What is meant by having regard for narrative and considering harm to reputation? What narratives and whose reputation? If the aim is to ascertain fact from fiction and bring about peace, isn’t the best way forward to focus on the whole truth? I’m not suggesting in the least that narratives and reputations don’t matter, I’m merely pointing out that the point of such a commission is to find the truth because historical accuracy is required for the dispute to be properly addressed.
Although not explicitly stated, reparations (or payments of a kind) are worth mentioning as a likely potentiality. How one would determine the value of a particular payment or payments for an individual, family, and/or group based on a particular historical grievance, I’ve got no idea. And why only focus on Indigenous Australians if such a path is to be traversed? Many other non-Indigenous Australians suffered, should their relatives not be compensated?

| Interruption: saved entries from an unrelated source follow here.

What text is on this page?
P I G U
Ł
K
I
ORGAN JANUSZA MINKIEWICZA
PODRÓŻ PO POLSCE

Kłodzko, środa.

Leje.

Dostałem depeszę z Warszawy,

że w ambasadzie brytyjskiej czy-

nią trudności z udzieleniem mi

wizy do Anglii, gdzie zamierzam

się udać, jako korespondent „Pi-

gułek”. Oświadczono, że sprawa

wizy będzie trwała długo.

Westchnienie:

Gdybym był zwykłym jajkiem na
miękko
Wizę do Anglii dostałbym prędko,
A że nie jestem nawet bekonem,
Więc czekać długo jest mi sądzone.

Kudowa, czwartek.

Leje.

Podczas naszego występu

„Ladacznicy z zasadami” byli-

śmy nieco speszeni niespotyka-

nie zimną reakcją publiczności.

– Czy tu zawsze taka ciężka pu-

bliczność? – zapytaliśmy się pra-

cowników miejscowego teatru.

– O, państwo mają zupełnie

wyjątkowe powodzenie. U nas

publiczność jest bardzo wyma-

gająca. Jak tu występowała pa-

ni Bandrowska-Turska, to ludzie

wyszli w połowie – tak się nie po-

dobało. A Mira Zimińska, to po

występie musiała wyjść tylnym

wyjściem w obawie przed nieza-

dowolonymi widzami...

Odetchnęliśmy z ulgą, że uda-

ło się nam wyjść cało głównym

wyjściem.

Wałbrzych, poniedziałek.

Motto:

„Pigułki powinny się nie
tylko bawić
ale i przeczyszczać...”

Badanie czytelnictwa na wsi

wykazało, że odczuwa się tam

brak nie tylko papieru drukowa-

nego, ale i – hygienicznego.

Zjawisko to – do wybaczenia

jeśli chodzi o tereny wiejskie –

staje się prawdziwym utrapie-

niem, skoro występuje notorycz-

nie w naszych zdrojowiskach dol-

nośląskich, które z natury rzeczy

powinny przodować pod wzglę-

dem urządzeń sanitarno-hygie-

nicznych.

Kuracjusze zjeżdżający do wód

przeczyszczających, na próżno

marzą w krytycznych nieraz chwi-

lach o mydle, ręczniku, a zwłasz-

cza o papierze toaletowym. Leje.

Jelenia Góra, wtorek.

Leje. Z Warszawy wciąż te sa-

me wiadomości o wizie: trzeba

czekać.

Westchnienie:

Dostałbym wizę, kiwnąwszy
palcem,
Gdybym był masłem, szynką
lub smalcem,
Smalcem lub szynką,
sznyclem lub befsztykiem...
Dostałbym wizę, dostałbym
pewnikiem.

And finally, something I’ve always taken issue with, an apology by those who did not commit any wrongdoing to those who have not been that wrongdoings primary victims. Its likely official apologies are to be required in some of the settlements determined by the Commission. I take issue with this primarily because the person apologising is taking partial responsibility for something they had nothing to do with. Its almost arrogant to assume you could apologise for something you had nothing to with and furthermore does nothing to actually help redress the wrongdoing. I can understand acknowledging past policies as abhorrent, but I cannot understand apologising for them if you did not support them or weren’t even alive when they were in effect.
To bring this to a close, I’d clarify that I agree with the good intentions of what’s been proposed in both the Voice and Commission. But the intention of a policy has very little and often nothing to do with its outcomes, which are far more important. And I believe that the outcomes of both are likely not bring about the intended changes for a variety of reasons, many of which I’ve listed above.